Appearing in National Geographic‘s “Big Idea” section, this article details some cool and surprising modern uses of the ancient art of origami, or paper folding. Mathematicians have recently been studying origami using geometric ideas and, as physicist Robert G. Lang is quoted, “It’s now mathematically proven that you can pretty much fold anything.” Some of the designs include folding mirrors and lenses for satellite use, arterial stents for medical use, and at least one common everyday use:
When engineers working on the design of car air bags asked Lang to figure out the best way to fold one into a dashboard, he saw that his algorithm for paper insects would do the trick. “It was an unexpected solution,” he says.
This segment from National Public Radio examines the intricate geometric designs that often cover historic buildings in the Islamic world. When Peter Lu, a graduate student at Harvard University, first saw one of them he was reminded of ‘quasicrystal’ patterns he’d encountered in his classes. While it’s doubtful that the creators of the ancient designs knew anything about quasicrystals, it’s equally surprising that their designs–created over 500 years ago–echo these structures that were only identified fairly recently.
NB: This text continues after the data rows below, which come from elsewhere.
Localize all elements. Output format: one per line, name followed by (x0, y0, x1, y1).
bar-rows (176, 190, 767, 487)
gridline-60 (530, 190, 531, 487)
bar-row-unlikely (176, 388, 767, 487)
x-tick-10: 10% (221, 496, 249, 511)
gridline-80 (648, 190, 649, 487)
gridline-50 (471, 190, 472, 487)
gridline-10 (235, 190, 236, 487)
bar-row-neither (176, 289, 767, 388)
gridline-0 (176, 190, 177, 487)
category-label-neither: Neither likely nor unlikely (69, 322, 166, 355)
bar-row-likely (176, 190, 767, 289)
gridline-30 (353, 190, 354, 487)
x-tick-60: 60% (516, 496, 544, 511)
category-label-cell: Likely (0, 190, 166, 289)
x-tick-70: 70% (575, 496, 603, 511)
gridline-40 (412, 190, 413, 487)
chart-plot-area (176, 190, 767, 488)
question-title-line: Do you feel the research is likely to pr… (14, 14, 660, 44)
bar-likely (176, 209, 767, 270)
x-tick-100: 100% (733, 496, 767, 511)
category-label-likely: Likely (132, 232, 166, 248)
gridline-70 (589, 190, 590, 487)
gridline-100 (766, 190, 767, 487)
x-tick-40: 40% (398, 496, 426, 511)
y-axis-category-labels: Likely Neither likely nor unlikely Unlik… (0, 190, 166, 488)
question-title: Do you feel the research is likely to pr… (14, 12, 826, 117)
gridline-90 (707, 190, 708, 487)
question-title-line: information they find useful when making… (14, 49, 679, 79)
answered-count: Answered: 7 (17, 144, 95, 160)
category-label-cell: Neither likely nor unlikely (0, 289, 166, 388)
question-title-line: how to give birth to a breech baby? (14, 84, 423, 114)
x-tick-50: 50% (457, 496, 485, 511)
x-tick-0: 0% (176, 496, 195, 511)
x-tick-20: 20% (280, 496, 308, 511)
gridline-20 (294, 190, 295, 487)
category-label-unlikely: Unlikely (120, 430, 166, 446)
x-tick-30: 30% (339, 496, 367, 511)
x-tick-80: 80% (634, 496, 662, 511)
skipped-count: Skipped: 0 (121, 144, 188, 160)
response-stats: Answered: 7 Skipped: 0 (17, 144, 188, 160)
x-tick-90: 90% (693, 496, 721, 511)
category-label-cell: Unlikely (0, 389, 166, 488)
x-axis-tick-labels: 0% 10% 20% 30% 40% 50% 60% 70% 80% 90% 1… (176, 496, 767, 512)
For a nice picture of a quasicrystal in another context, also see What Is This? A Psychedelic Place Mat? from Discover magazine here.
This article in Slate describes the efforts of mathematicians to detect and combat gerrymandering. (Gerrymandering is a political trick whereby a political party in power restructures the voting districts in such a way that the party is extremely likely to remain in power.) The problem turns out to be pretty difficult, even from the mathematical standpoint of just figuring out what an “unnatural looking” district looks like.
This article from Science News describes the work of Mike O’Leary, a mathematician at Towson University, in Maryland. O’Leary is developing a mathematical model that attempts to take information about a particular crime, information about crimes committed in that locale, and geographical information, to come up with likely locations where the crime’s perpetrator might live.